L’entrée du cheval de Troie
Pour mettre fin à la guerre, les Grecs, sur les conseils
d’Ulysse, inventent une ruse :
le cheval de Troie. Celle-ci est longuement racontée par le
Troyen Énée.
Les chefs
des Grecs, sur les conseils de la déesse Athéna, fabriquent
un cheval haut comme une montagne, dont
ils forment les côtes avec des planches de sapin entrelacées. Ils prétendent
que c’est une offrande à la déesse pour s’assurer un retour favorable, et ils
répandent ce bruit. En cachette, ils enferment dans les flancs aveugles1 de l’animal des guerriers tirés au sort. Le
ventre de la bête se remplit d’hommes en armes, jusqu’au fond de ses cavernes
immenses […].
Les Grecs
se retirent et se cachent sur le rivage désert de l’île voisine
de Ténédos. Nous, nous croyons qu’ils
sont partis et qu’ils font voile vers Mycènes. […] On crie en choeur qu’il faut transporter la
statue vers le temple d’Athéna et qu’il faut prier la puissance divine. Nous perçons la muraille et ouvrons les remparts de
la ville. Tous se mettent à l’oeuvre.
Sous les pieds du cheval, on glisse des roues pour le faire glisser ; autour de son cou, on
tend des cordes de chanvre2 ; la machine fatale3 franchit les remparts, pleine d’hommes armés.

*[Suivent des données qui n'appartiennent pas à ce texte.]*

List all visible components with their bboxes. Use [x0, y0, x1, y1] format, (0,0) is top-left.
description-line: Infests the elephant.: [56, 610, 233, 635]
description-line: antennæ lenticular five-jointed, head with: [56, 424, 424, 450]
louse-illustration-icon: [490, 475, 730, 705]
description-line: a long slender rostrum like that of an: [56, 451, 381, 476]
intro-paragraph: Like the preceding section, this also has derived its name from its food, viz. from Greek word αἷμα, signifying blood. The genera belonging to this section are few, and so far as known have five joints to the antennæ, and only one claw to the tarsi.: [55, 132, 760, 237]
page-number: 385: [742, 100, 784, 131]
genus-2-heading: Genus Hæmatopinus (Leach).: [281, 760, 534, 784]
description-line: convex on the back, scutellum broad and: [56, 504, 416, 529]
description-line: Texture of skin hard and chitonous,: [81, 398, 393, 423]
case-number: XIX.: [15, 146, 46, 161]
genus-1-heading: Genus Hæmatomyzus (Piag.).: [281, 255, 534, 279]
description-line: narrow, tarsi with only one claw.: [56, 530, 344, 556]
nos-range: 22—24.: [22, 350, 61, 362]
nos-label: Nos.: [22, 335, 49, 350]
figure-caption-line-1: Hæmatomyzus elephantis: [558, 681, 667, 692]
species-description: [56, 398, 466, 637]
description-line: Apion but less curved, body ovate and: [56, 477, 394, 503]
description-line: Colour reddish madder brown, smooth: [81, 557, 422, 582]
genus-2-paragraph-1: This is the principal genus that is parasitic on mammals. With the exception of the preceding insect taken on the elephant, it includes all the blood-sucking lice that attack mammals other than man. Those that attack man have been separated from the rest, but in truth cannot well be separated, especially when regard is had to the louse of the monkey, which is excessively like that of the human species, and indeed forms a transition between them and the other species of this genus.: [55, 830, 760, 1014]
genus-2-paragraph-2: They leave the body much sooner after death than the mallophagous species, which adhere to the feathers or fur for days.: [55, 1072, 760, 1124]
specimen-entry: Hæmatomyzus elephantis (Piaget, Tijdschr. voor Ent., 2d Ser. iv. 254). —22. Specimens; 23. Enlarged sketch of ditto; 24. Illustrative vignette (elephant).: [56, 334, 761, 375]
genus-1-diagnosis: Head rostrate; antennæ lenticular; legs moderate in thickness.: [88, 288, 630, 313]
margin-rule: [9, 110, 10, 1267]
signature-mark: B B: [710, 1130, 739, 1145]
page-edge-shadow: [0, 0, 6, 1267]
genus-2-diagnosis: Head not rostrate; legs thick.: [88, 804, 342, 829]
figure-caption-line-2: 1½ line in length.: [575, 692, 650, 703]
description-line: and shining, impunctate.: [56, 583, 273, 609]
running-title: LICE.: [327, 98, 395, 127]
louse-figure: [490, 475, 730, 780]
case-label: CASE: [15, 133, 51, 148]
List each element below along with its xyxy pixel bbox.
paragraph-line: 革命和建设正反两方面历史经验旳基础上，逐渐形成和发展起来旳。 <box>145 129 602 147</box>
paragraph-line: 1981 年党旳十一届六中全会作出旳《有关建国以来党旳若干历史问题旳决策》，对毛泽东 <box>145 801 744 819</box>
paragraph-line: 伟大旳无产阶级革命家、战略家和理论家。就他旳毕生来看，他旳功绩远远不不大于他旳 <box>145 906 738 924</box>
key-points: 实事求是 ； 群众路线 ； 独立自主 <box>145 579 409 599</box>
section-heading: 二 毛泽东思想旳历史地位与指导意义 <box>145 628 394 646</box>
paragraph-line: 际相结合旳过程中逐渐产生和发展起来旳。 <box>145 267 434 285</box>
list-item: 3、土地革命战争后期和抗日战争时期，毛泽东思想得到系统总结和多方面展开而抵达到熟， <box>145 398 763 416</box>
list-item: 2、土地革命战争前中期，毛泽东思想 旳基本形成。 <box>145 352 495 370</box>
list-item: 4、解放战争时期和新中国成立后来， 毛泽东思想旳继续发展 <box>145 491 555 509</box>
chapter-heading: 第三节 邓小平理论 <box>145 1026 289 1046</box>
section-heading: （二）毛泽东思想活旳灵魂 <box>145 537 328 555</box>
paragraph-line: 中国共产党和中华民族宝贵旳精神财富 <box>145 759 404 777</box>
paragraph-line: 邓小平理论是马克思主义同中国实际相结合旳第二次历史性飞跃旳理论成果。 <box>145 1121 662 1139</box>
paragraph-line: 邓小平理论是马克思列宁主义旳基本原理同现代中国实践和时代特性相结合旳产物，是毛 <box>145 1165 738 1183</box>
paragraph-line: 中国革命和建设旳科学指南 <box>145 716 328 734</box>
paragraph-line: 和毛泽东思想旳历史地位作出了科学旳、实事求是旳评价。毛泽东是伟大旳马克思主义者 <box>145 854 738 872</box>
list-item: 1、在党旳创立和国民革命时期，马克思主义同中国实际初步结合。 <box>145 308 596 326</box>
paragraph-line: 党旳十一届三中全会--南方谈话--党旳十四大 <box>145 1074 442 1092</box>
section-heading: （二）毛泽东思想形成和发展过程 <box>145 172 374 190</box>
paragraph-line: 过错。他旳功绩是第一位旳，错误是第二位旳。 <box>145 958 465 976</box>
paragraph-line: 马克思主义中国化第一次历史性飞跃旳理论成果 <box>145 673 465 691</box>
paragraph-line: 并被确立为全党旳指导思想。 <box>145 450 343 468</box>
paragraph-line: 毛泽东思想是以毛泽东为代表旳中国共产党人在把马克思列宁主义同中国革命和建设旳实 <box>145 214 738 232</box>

Autour d’elle, des
enfants, des jeunes filles chantent des hymnes sacrés et s’amusent à toucher la
corde qui
la tire.
La machine monte et, menaçante, se glisse jusqu’au coeur de la ville. […]
Quatre fois, elle heurte le seuil même de la porte, quatre fois, un bruit
d’armes résonne dans son ventre. Pourtant, nous insistons, inconscients, aveuglés par notre folie, et, ce
monstre de malheur, nous l’installons dans notre
citadelle sacrée.
Les Troyens fêtent joyeusement la fin de la guerre. Pendant la
nuit, les Grecs reviennent.
Secrètement,
l’espion grec Sinon ouvre les trappes en pin
et délivre les Grecs enfermés
dans le ventre ; le cheval ouvert rend à l’air libre ces hommes qui, tout joyeux, sortent de leur caverne de bois en se
laissant glisser le long de la corde : les chefs, Thessandre et Sthénélus, le funeste4 Ulysse et beaucoup d’autres. Ils envahissent la ville assoupie par le sommeil
et par le vin ; ils massacrent les veilleurs et, par
les portes ouvertes, font entrer tous leurs compagnons.
Virgile, Énéide, chant II, traduit par Chantal Bertagna.